1. How is the database constructed
Four steps are used to construct the searchable database: 1) download all genome sequences and annotation files; 2) perform within-species blast for the query species to screen for single-copy CDS; 3) blast the single-copy query sequences against all potential reference genomes; 4) get user provided parameters from the web interface, parse the blast results and send the results to the output webpages.
The fasta files of genome sequences were downloaded from Ensembl ( http://www.ensembl.org/), DOE Joint Genome Institute ( http://www.jgi.doe.gov/), Beijing Genomics Institute ( http://www.genomics.cn/), Human Genome Sequencing Center ( http://www.hgsc.bcm.tmc.edu/) and others. The gene annotation information was extracted from EMBL or GFF file retrieved from Ensembl and the other sources. If you cannot find your favorite species in the list, please fill the information in the Suggestion Form, indicating the species name and available genome resources. It will be added to the next version of EvolMarkers database.
2. How to search the database
The "Searching Markers" page provides users with several options. First, you can choose what type of markers (CDS or EPIC) you want to find. If CDS was selected, the minimum length of the CDS could be changed. If EPIC was the choice, the maximum intron size could be modified. You also will be asked for how many fasta files you want to save, because, sometimes, the search may return thousands of markers, but the web server has limited space to save fasta files for all of them. The "minimum identity in the coding part of EPIC markers" serves similar purpose, that it will only print EPIC markers with highly conserved flanking exon regions, if you select a high identity value.
Second, you have to choose one query species and one or multiple subject genomes. Usually, the most closely related species to the species of focal interest should be selected as the query species. If it is not available in the list of queries, it should be at least selected as the subject.
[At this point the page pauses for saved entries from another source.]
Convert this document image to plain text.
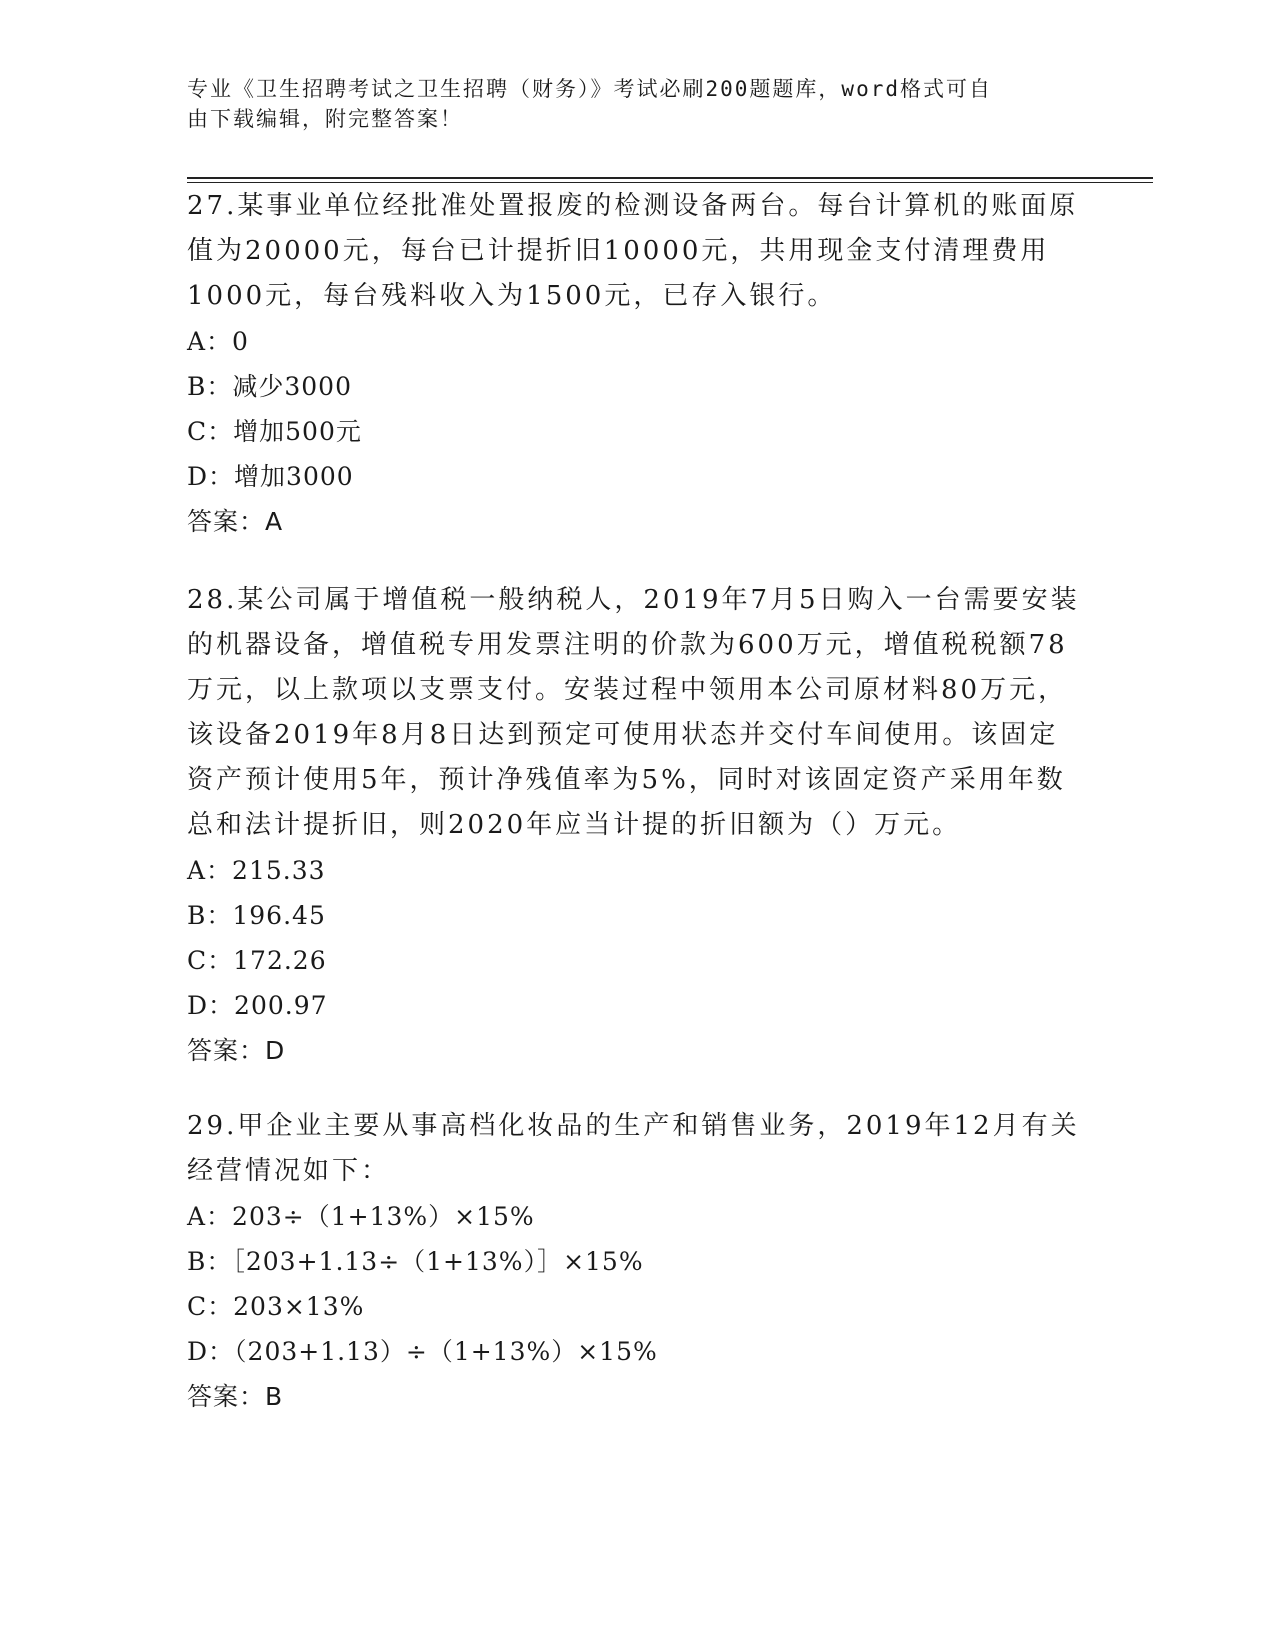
专业《卫生招聘考试之卫生招聘（财务）》考试必刷200题题库，word格式可自
由下载编辑，附完整答案！

27.某事业单位经批准处置报废的检测设备两台。每台计算机的账面原

值为20000元，每台已计提折旧10000元，共用现金支付清理费用

1000元，每台残料收入为1500元，已存入银行。

A：0

B：减少3000

C：增加500元

D：增加3000

答案：A

28.某公司属于增值税一般纳税人，2019年7月5日购入一台需要安装

的机器设备，增值税专用发票注明的价款为600万元，增值税税额78

万元，以上款项以支票支付。安装过程中领用本公司原材料80万元，

该设备2019年8月8日达到预定可使用状态并交付车间使用。该固定

资产预计使用5年，预计净残值率为5%，同时对该固定资产采用年数

总和法计提折旧，则2020年应当计提的折旧额为（）万元。

A：215.33

B：196.45

C：172.26

D：200.97

答案：D

29.甲企业主要从事高档化妆品的生产和销售业务，2019年12月有关

经营情况如下：

A：203÷（1+13%）×15%

B：［203+1.13÷（1+13%）］×15%

C：203×13%

D：（203+1.13）÷（1+13%）×15%

答案：B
For example, we are interested in developing phylogenetic markers for sharks, but there are no well-annotated shark genomes available, so we used zebrafish as the query and used 1.1 X genome sequence of elephant shark Callorhinchus milii as the subject. We found about a hundred candidate markers (>500 bp). Ten of 17 candidates tested were able to amplify 14 species across the chondrichthyan lineages and provided good amount of signal (Li C., K. Matthes and G. Naylor, unpublished data).
Another advice is that the candidate EPIC markers often need to be tested empirically for the focal species, because the intron length is highly variable between distantly related species (Li et al. , 2010).
3. The output files
There are two type of files on the output pages. One is the list of markers. For EPIC markers, the EPIC marker ID (named as the gene ID plus a sequential number), position of flanking exons in each genome, intron size, average identity of flanking exons and the gene information are listed. For CDS markers, the "onehitCDSmarkers" file includes the gene description, position of the marker in each genome, average identity, coverage and length of each marker. Only the query sequences with exactly one hit in all subject genomes were selected as CDS markers.
The other type of files are the fasta sequences of query and subject taxa for each marker. The EPIC markers are named using the gene ID plus a sequential number, since one gene might have more than one qualified EPIC markers. The position of intron is indicated by "XXXXX". The length of intron is the number appended in the end of each sequence. The CDS markers are named as the position on the genome plus the Ensembl gene ID. All fasta files are zipped into a folder. The files may be downloaded and unzipped. The sequences then can be aligned and used for designing "universal" primers.